Dr. Laura: "I try to talk to parents to tell them not doing this. Don't do this stuff. Don't bring in the girlfriends and the kids and all that. You have a responsibility to your own son." [04:10]
When Samuel inquires whether he should discuss his feelings with his father, Dr. Laura encourages open communication while managing expectations about the outcome.
Samuel: "Should I talk to my dad about this?" [04:50]
Dr. Laura: "Sure, but he's not going to jump his girlfriend. Trust me, I'm good with you talking to him about it." [04:53]
She acknowledges Samuel's desire to revert to the former family setup but realistically advises that such changes are often unfeasible once new relationships are established.
The conversation shifts as Samuel’s father shares his own past relationship struggles, revealing underlying issues that may have influenced his current behavior.
Samuel's Dad: "Anger issues. Inconsistency." [08:10]
Dr. Laura probes deeper into his father's previous relationship difficulties, highlighting manipulation and instability as key factors.
Dr. Laura: "If you're dating a guy and he's being angry and not so nice, why do you agree to the next date?" [08:32]
Samuel's Dad: "There was a lot of manipulation. I guess that at that point in my life, I didn't recognize or understand." [09:03]
Dr. Laura connects the father's past experiences with his current actions, emphasizing the cyclical nature of toxic relationships and their ripple effects on children.
Dr. Laura concludes the discussion by reinforcing the importance of recognizing unhealthy relationship patterns and encourages Samuel to apply this awareness in his future relationships.
Dr. Laura: "When you grow up and you're dating a woman who's nice one minute and bitchy the next and nice one minute and bitchy the next, dump her, please." [10:29]
She reiterates that while Samuel cannot change his father’s situation, understanding these dynamics equips him with valuable life lessons about personal responsibility and emotional well-being.
Dr. Laura: "We can't fix your dad, but if you can remember this conversation... I think that's the best we can take from this phone call, Samuel." [10:29]

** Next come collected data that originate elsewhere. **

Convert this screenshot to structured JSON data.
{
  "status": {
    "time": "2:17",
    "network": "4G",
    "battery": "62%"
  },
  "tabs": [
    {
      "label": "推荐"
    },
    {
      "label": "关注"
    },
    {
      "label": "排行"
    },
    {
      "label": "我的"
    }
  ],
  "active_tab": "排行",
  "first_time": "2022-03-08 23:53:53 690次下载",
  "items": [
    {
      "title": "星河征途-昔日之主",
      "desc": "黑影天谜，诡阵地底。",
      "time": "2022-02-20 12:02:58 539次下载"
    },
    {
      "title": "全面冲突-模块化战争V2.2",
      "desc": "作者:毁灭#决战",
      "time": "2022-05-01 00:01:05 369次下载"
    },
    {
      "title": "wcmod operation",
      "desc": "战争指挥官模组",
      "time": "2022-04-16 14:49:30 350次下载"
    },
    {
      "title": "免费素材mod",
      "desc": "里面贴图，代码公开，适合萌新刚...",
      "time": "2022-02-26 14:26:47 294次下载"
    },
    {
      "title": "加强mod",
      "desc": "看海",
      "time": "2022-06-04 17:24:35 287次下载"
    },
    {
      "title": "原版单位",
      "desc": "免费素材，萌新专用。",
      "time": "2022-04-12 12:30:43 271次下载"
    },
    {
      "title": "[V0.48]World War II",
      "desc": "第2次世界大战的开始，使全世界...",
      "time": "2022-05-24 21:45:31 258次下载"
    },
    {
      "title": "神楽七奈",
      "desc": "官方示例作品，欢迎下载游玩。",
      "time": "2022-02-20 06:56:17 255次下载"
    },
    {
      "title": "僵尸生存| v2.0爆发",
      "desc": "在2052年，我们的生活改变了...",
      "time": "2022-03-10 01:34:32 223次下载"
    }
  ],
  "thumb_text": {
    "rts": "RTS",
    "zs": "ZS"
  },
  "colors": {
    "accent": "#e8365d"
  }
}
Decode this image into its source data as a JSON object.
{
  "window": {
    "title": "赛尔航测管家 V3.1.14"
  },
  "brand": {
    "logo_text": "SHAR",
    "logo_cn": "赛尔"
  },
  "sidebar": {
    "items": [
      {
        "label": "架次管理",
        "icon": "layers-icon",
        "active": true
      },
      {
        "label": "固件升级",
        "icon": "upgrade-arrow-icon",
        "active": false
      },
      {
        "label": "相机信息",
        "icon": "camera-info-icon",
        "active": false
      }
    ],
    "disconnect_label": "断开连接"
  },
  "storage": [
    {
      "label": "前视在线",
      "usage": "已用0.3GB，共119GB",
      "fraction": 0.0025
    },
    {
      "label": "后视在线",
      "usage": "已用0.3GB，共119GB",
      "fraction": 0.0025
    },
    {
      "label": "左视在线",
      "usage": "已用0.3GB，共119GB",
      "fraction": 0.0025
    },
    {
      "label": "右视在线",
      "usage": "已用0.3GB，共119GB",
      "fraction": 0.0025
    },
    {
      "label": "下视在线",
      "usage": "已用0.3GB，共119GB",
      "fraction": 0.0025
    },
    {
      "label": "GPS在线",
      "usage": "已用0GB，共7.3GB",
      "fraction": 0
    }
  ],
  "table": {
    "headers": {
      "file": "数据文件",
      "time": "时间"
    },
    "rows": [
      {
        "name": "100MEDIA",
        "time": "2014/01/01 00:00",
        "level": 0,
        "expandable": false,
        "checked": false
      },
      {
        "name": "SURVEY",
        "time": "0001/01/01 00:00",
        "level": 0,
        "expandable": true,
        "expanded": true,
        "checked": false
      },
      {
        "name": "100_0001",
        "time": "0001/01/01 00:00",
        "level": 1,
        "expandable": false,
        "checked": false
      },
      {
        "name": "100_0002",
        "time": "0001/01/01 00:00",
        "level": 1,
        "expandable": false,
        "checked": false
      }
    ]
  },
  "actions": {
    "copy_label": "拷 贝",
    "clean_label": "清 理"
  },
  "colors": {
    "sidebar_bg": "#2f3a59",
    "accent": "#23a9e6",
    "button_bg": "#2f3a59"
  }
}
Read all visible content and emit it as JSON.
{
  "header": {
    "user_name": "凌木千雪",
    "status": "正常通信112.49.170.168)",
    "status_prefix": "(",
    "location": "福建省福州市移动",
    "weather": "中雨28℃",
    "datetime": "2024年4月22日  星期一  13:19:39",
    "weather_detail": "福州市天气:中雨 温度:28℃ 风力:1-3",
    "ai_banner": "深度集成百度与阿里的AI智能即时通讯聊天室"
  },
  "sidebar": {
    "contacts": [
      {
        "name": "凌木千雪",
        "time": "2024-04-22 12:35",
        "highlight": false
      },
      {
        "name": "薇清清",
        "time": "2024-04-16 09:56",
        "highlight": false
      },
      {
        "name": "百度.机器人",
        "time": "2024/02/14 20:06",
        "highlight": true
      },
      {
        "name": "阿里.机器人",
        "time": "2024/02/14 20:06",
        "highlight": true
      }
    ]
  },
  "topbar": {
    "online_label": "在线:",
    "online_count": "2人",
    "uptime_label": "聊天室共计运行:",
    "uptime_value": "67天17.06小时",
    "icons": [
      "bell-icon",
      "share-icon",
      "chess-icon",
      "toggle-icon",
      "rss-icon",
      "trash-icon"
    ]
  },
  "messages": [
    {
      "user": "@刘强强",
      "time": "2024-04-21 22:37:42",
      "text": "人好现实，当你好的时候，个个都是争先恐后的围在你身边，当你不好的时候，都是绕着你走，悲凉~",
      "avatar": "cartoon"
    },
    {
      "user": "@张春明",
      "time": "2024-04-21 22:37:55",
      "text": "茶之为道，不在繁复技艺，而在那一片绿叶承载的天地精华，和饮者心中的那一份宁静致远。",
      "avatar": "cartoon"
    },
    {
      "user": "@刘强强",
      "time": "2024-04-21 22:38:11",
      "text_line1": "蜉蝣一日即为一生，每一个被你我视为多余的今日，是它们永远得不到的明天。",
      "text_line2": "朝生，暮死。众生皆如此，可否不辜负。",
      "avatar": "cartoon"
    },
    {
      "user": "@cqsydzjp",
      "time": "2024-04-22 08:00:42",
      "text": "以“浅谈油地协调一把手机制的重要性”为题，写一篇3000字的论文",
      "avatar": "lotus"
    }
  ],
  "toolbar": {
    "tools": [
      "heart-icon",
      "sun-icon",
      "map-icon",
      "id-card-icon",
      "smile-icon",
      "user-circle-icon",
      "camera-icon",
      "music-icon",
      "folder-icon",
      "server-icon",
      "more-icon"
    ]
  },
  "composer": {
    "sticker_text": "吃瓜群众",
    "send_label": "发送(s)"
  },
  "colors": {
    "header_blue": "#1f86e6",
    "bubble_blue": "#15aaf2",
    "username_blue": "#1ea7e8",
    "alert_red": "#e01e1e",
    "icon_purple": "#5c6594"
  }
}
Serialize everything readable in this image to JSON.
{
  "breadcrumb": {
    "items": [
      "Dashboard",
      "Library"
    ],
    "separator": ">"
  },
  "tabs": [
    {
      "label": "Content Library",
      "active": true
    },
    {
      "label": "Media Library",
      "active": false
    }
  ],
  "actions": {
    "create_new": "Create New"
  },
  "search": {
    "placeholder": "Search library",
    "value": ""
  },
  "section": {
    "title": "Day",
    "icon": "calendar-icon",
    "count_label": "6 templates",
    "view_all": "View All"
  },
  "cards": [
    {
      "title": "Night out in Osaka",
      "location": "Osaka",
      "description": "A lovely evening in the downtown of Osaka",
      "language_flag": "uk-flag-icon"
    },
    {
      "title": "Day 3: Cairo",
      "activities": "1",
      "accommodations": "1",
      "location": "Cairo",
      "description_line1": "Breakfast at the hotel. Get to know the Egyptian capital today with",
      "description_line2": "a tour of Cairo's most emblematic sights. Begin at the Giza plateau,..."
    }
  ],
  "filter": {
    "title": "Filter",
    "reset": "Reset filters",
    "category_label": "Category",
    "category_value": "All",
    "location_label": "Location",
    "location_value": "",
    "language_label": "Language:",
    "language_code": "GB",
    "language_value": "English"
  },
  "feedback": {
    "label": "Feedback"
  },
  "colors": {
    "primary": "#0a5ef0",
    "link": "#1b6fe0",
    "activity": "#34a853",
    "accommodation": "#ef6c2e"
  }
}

The episode emphasizes the profound impact of parental relationships on children and the necessity for parents to prioritize their children's emotional needs when making significant life changes. Dr. Laura provides compassionate yet firm advice, empowering both Samuel and other listeners to navigate similar familial challenges with clarity and resilience.
Notable Quotes:
This episode serves as a poignant exploration of blended family dynamics, offering listeners valuable insights into maintaining healthy relationships and prioritizing children's emotional well-being.